Brazenas assassine les anges
Les résultats ont beau peu importer, Huracán, en queue de classement lors du tournoi précédent, est devenu un candidat au titre, Cappa marchant sur les traces de son mentor Menotti, entraîneur lors du Metropolitano de 1973, seul et unique championnat national de l’histoire du Globo. Mais le destin est joueur, pour décrocher un titre que toute l’Argentine promet à Huracán, il faudra ne pas craquer à José Amalfitani lors de la dernière journée du tournoi. José Amalfitani, l’antre de son seul rival d’alors, Vélez Sarsfield. La formidable machine à victoire de Gareca n’est peut-être pas aussi belle à voir que le Globo de Cappa mais elle a le don d’efficacité. Une seule défaite en 18 rencontres, 5 petits buts concédés à domicile, la mission d’Huracán, tenir au minimum le match nul s’annonce compliquée. Le Globo découvre la pression du résultat. Ces gamins avec. Ce 5 juillet 2009, le jeu si inspiré des Anges de Cappa ne s’exprime pas à sa pleine mesure. Pourtant, Huracán va longtemps y croire. Il y aura ce penalty d’Hernán Rodrigo López repoussé par Monzón, cette première période au cours de laquelle le Globo se procure plusieurs occasions de tuer le suspense.
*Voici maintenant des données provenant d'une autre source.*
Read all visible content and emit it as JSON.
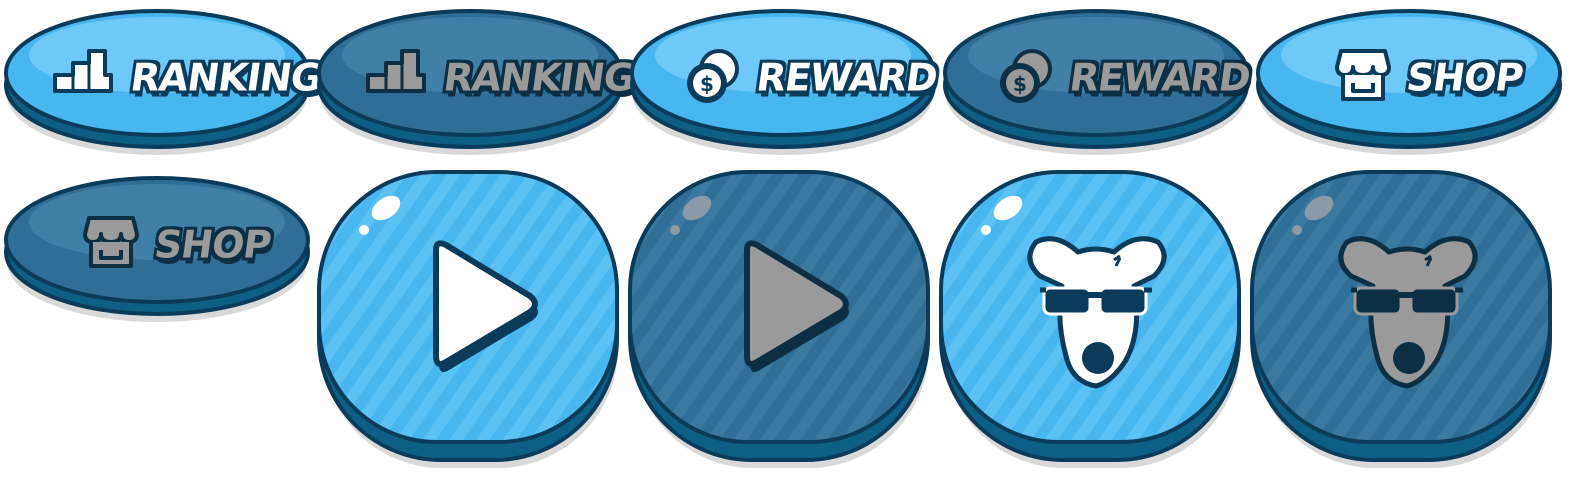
{
  "colors": {
    "active_fill": "#48b6ef",
    "active_highlight": "#8fd8ff",
    "inactive_fill": "#2f6f97",
    "inactive_highlight": "#4d8bb0",
    "outline": "#0b3b5a",
    "base_shadow": "#0e5f86",
    "icon_inactive": "#9a9a9a"
  },
  "buttons": [
    {
      "label": "RANKING",
      "icon": "podium-icon",
      "state": "active"
    },
    {
      "label": "RANKING",
      "icon": "podium-icon",
      "state": "inactive"
    },
    {
      "label": "REWARD",
      "icon": "coin-icon",
      "state": "active"
    },
    {
      "label": "REWARD",
      "icon": "coin-icon",
      "state": "inactive"
    },
    {
      "label": "SHOP",
      "icon": "shop-icon",
      "state": "active"
    },
    {
      "label": "SHOP",
      "icon": "shop-icon",
      "state": "inactive"
    }
  ],
  "icon_buttons": [
    {
      "icon": "play-icon",
      "state": "active"
    },
    {
      "icon": "play-icon",
      "state": "inactive"
    },
    {
      "icon": "dog-sunglasses-icon",
      "state": "active"
    },
    {
      "icon": "dog-sunglasses-icon",
      "state": "inactive"
    }
  ]
}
Et soudain, une force plus obscure va venir changer le destin de ces anges. Il y aura ce but injustement refusé à Eduardo Domínguez, la barre transversale qui sauve Vélez puis le duel manqué par Defederico. Et enfin, la fameuse 85e minute et ce centre venu de la gauche. Joaquín Larrivey, l’ancien de la maison, formé à Huracán, vient planter ses crampons sur Monzón, Moralez a suivi et marque dans le but vide. Gabriel Brazenas, arbitre de la rencontre valide un but entaché d’une énorme faute sur le gardien. Cappa reste impassible, les yeux dans le vide. Le titre vient de lui échapper. La fin de rencontre tourne au surréaliste. Entre bagarre et non jeu, les derniers romantiques cèdent à leur tour, Vélez est champion, ses hinchas remercient Brazenas losqu’il rentre aux vestiaires, ce dernier n'arbitrera plus. Les yeux rougis, le Globo pleure ses anges.
La chute
Comme toute romance, la fin ne pouvait être que tragique. L’après est le coup de grâce. Confronté à la réalité économique, Huracán laisse partir six de ses joueurs dont les pépites Defederico et Pastore. Eléments clés de la philosophie Cappa, les deux hommes libres du milieu viennent rapidement à manquer. Le tournoi suivant est le début de la fin : Ángel Cappa est débarqué, le Globo termine 19e. Il ne retrouvera plus jamais la lumière de ses anges. Après une pige à River, au Gimnasia et un exil au Pérou (Universidad San Martín) en 2012, Cappa aujourd’hui n’entraînera plus. Matías Defederico ne brillera guère au Corinthians et voguera de prêts en prêts allant jusqu'à une pige en Inde avant de renaître enfin en début 2017 en Equateur. Prêté par Porto à l’époque des Anges, Mario Bolatti file en Italie en 2010 où il ne passe qu’une saison avant d’atterrir au Brésil. Puis, celui qui devint international suite à ce Clausura (et disputera une Coupe du Monde), est retrré au pays, tentant de survivre avec Belgrano avant d'être écarté du groupe et de passer ses derniers mois avec la réserve et de se retrouver désormais sans club. Durant ce temps, le Vélez de Gareca a remporté trois autres tournois avant de plonger à son tour. Quant au Globo, après deux autres tournois terminés aux dernières places, il est relégué lors de la saison 2010/2011. Au même moment, sa plus belle étoile Javier Pastore devient le plus gros transfert du championnat de France en rejoignant le PSG. Plus jamais il ne retrouvera son rôle d’électron libre du milieu, enfermé sur son côté, ne montrant son talent que par épisode. Après avoir été aussi adulé que critiqué, son étoile brille de nouveau à dose homéopathiques. En 2014, Huracán retrouve l’élite du football argentin et s'offre un titre, la Copa Argentina avant de vivre une année 2015 historique. Avec Eduardo Domínguez à sa tête, le Globo est un finaliste invaincu de la Copa Sudamericana puis dispute la Libertadores 2016. Son ancien défenseur central quitte le club en septembre de la même année. Depuis, le Globo navigue dans les profondeurs de l'élite argentine, a retrouvé l'anonymat d'un championnat à 30 qui pousse à l'oubli. Comme si, privé de ses anges, Huracán ne pouvait toucher le ciel.